SEPTEMBER 15, 2008
FIA picks Palmer as F2 supplier
The FIA has awarded the tender to supply chassis and engines for the new FIA Formula 2 Championship to Jonathan Palmer's MotorSport Vision company. MSV will become the promoter of the series in addition to operating all of the cars. Palmer, who won the European Formula 2 Championship back in 1983 before beginning a career in Formula 1, has commissioned Williams F1 to design the car, which will incorporate a turbocharged 1.8 litre Audi engine, which has been used in recent years in Formula Palmer Audi. The FIA says that the new cars will be "built to Formula 1-level safety standards" although it is not clear who will actually build them. Williams is not going into the chassis manufacturing business as it needs to concentrate all its resources to improve the F1 programme. The original Palmer Audi cars, which are still being used, were built for the series by Van Diemen International, but it is not clear at the moment who will building the F2 cars. Palmer was not available for comment.

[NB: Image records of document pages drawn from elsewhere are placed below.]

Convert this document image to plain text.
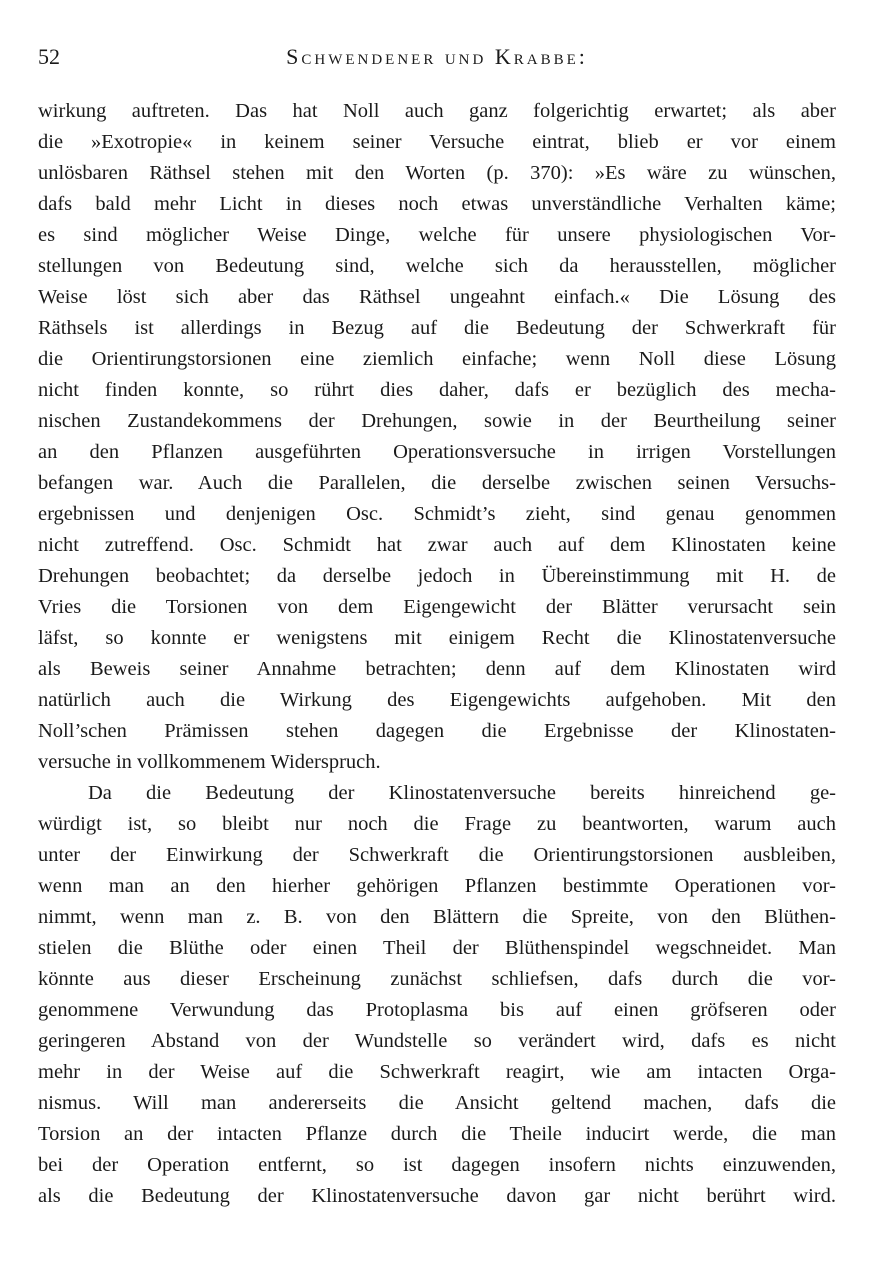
52	Schwendener und Krabbe:
wirkung auftreten. Das hat Noll auch ganz folgerichtig erwartet; als aber
die »Exotropie« in keinem seiner Versuche eintrat, blieb er vor einem
unlösbaren Räthsel stehen mit den Worten (p. 370): »Es wäre zu wünschen,
dafs bald mehr Licht in dieses noch etwas unverständliche Verhalten käme;
es sind möglicher Weise Dinge, welche für unsere physiologischen Vor-
stellungen von Bedeutung sind, welche sich da herausstellen, möglicher
Weise löst sich aber das Räthsel ungeahnt einfach.« Die Lösung des
Räthsels ist allerdings in Bezug auf die Bedeutung der Schwerkraft für
die Orientirungstorsionen eine ziemlich einfache; wenn Noll diese Lösung
nicht finden konnte, so rührt dies daher, dafs er bezüglich des mecha-
nischen Zustandekommens der Drehungen, sowie in der Beurtheilung seiner
an den Pflanzen ausgeführten Operationsversuche in irrigen Vorstellungen
befangen war. Auch die Parallelen, die derselbe zwischen seinen Versuchs-
ergebnissen und denjenigen Osc. Schmidt’s zieht, sind genau genommen
nicht zutreffend. Osc. Schmidt hat zwar auch auf dem Klinostaten keine
Drehungen beobachtet; da derselbe jedoch in Übereinstimmung mit H. de
Vries die Torsionen von dem Eigengewicht der Blätter verursacht sein
läfst, so konnte er wenigstens mit einigem Recht die Klinostatenversuche
als Beweis seiner Annahme betrachten; denn auf dem Klinostaten wird
natürlich auch die Wirkung des Eigengewichts aufgehoben. Mit den
Noll’schen Prämissen stehen dagegen die Ergebnisse der Klinostaten-
versuche in vollkommenem Widerspruch.
Da die Bedeutung der Klinostatenversuche bereits hinreichend ge-
würdigt ist, so bleibt nur noch die Frage zu beantworten, warum auch
unter der Einwirkung der Schwerkraft die Orientirungstorsionen ausbleiben,
wenn man an den hierher gehörigen Pflanzen bestimmte Operationen vor-
nimmt, wenn man z. B. von den Blättern die Spreite, von den Blüthen-
stielen die Blüthe oder einen Theil der Blüthenspindel wegschneidet. Man
könnte aus dieser Erscheinung zunächst schliefsen, dafs durch die vor-
genommene Verwundung das Protoplasma bis auf einen gröfseren oder
geringeren Abstand von der Wundstelle so verändert wird, dafs es nicht
mehr in der Weise auf die Schwerkraft reagirt, wie am intacten Orga-
nismus. Will man andererseits die Ansicht geltend machen, dafs die
Torsion an der intacten Pflanze durch die Theile inducirt werde, die man
bei der Operation entfernt, so ist dagegen insofern nichts einzuwenden,
als die Bedeutung der Klinostatenversuche davon gar nicht berührt wird.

In all probability the new F2 series will follow the pattern of the Formula Palmer Audi series, which will mean that identical cars are prepared by a central organisation (as happens in A1GP) and they are prepared to identical standards, including being ballasted to weigh the same. The current championship operates with push-to-pass buttons which will no doubt be retained. Formula Palmer Audi has been mainly British-based but has hosted events at a variety of European tracks.

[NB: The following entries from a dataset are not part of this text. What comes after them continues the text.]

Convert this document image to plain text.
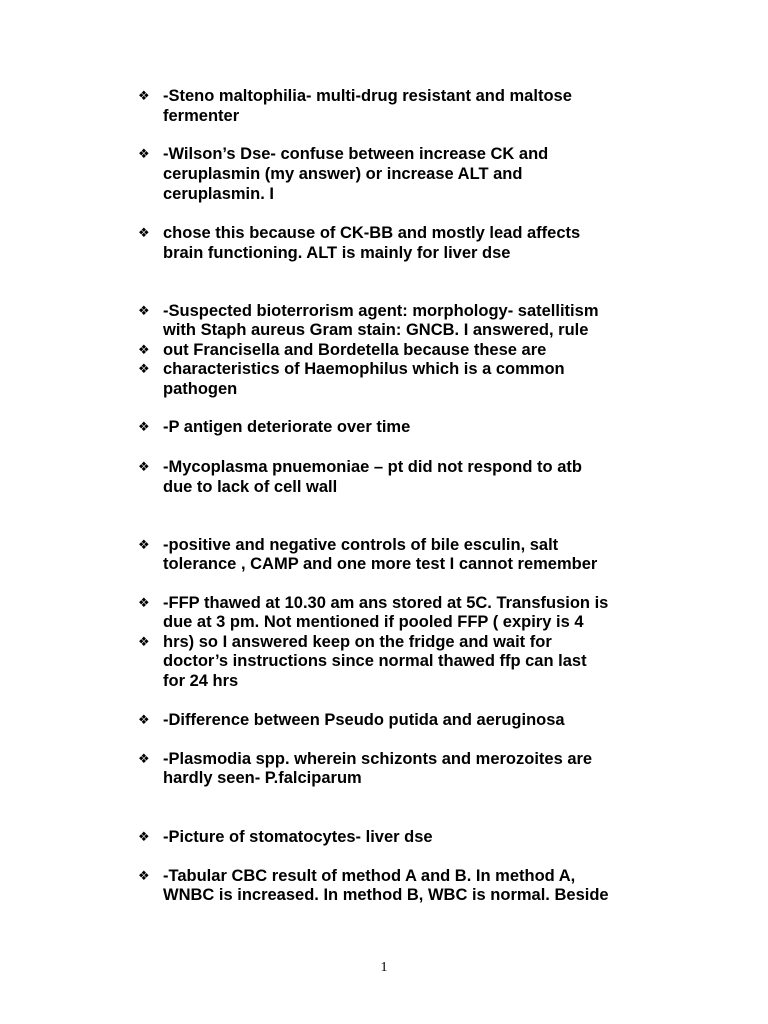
❖
❖
❖
❖
❖
❖
❖
❖
❖
❖
❖
❖
❖
❖
❖
-Steno maltophilia- multi-drug resistant and maltose
fermenter
-Wilson’s Dse- confuse between increase CK and
ceruplasmin (my answer) or increase ALT and
ceruplasmin. I
chose this because of CK-BB and mostly lead affects
brain functioning. ALT is mainly for liver dse
-Suspected bioterrorism agent: morphology- satellitism
with Staph aureus Gram stain: GNCB. I answered, rule
out Francisella and Bordetella because these are
characteristics of Haemophilus which is a common
pathogen
-P antigen deteriorate over time
-Mycoplasma pnuemoniae – pt did not respond to atb
due to lack of cell wall
-positive and negative controls of bile esculin, salt
tolerance , CAMP and one more test I cannot remember
-FFP thawed at 10.30 am ans stored at 5C. Transfusion is
due at 3 pm. Not mentioned if pooled FFP ( expiry is 4
hrs) so I answered keep on the fridge and wait for
doctor’s instructions since normal thawed ffp can last
for 24 hrs
-Difference between Pseudo putida and aeruginosa
-Plasmodia spp. wherein schizonts and merozoites are
hardly seen- P.falciparum
-Picture of stomatocytes- liver dse
-Tabular CBC result of method A and B. In method A,
WNBC is increased. In method B, WBC is normal. Beside
1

The plans announced by the FIA call for a prototype car to be testing in November with the championship due to start in May 2009 and comprising 16 races over eight events. It is not yet clear where these races will be held but they are almost certain to be linked to the FIA World Touring Car Championship. The performance of the cars will be between that of F3 and F1 and the aim is to keep the costs down to less than $350,000.
According to the FIA the objective is to make top-level international single-seater racing available to drivers who at present have difficulty in raising enough money to demonstrate their talent. The federation also hopes that it will reveal new talent from countries which do not yet have an established motor racing structure. The FIA has the right to grant Superlicences for F2 and it will be interesting to see if it continues to grant the same licences for GP2. At the moment the top four finishers in the championship qualify for superlicences if they go on to complete more than 300km of testing in an F1 car. There are similar stipulations for Formula Nippon in Japan, the Indy Racing League and various Formula 3 champions. A revamping of the superlicence regulations could make F2 rather more attractive that GP2.